The pair arrived at Grand Prairie Municipal Airport near Dallas on Sunday, Aug. 27, two days after Harvey made landfall near Corpus Christi as a Category 4 hurricane. Their first mission was to transport two NICU babies from a Houston hospital that had all but exhausted its hurricane supplies.

During their eight days in Texas, Lanier and Mrgich transported patients by air and by ground ambulance and were often one of the few pediatric transfer teams in their staging areas. Mrgich said each mission could last up to six or seven hours. “You would circle an airport, land and refuel and then wait for your turn to take off again,” he recalled. Lanier said the air traffic was very high and what they saw on the ground often broke their hearts. “When we flew to Beaumont, Texas, we saw houses covered in water right up to the rooftops.”

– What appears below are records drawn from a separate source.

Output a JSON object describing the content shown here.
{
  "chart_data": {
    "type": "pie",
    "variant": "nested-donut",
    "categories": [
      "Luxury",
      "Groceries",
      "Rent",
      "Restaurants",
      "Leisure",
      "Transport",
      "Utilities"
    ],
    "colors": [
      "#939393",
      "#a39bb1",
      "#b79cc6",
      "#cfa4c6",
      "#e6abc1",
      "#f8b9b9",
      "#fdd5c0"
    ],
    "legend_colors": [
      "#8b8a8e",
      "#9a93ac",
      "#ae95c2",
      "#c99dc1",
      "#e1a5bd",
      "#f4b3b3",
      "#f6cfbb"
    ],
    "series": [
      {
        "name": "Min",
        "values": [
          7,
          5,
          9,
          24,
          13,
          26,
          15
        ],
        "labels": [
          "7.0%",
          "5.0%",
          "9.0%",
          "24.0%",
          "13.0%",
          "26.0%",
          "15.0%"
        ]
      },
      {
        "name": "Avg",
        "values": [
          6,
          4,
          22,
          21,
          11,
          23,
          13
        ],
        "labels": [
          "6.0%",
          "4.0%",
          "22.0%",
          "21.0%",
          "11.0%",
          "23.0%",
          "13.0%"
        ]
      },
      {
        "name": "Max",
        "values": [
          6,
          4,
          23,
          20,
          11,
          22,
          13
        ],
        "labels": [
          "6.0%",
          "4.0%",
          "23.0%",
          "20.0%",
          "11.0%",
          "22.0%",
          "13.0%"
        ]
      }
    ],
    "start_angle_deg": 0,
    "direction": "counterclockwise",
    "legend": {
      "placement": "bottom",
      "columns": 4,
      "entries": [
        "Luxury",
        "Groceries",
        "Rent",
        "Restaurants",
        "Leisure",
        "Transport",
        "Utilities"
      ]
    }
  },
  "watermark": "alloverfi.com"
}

Lanier, a former Wolfson Children’s Newborn Intensive Care Unit nurse, has been with the Kids Kare team for more than five years. “It’s a great feeling to be able to help the families of sick children. You are taking care of their most precious possessions,” said Lanier. “Some of the hospitals in Texas are not blessed with the resources we have here at Wolfson Children’s. We institute our same standard of care everywhere we go.”

When Hurricane Maria hit Puerto Rico a month later, Karen Ketchie, director of emergency management for Baptist Health, grabbed her go-bag and headed for the island. Since 1997, she has been a member of a federal disaster medical assistance team that volunteers to deploy to hurricanes, earthquakes and other natural disasters.

In Puerto Rico, Ketchie commanded a 35-member medical team that spent nearly three weeks helping the people of the island. Her tour of duty included a stint at a 70-bed federal medical station in the coastal town of Manati, approximately 50 miles west of the capital city of San Juan.

Set up in an indoor sports arena, the medical station served as both a shelter and an urgent care clinic for citizens who had difficulty being seen at area hospitals but still needed around-the-clock care. “There was no electricity outside the arena and we had people who required electricity to run their breathing machines,” added Ketchie, a registered nurse for more than 25 years. “Some of the patients even required hospice care. Our goal was to keep them as comfortable as possible and treat all their medical needs.

“I’ve been in the national disaster system since 1997 and it’s so important to give recognition to Baptist Health for allowing me to keep helping people in their time of need.”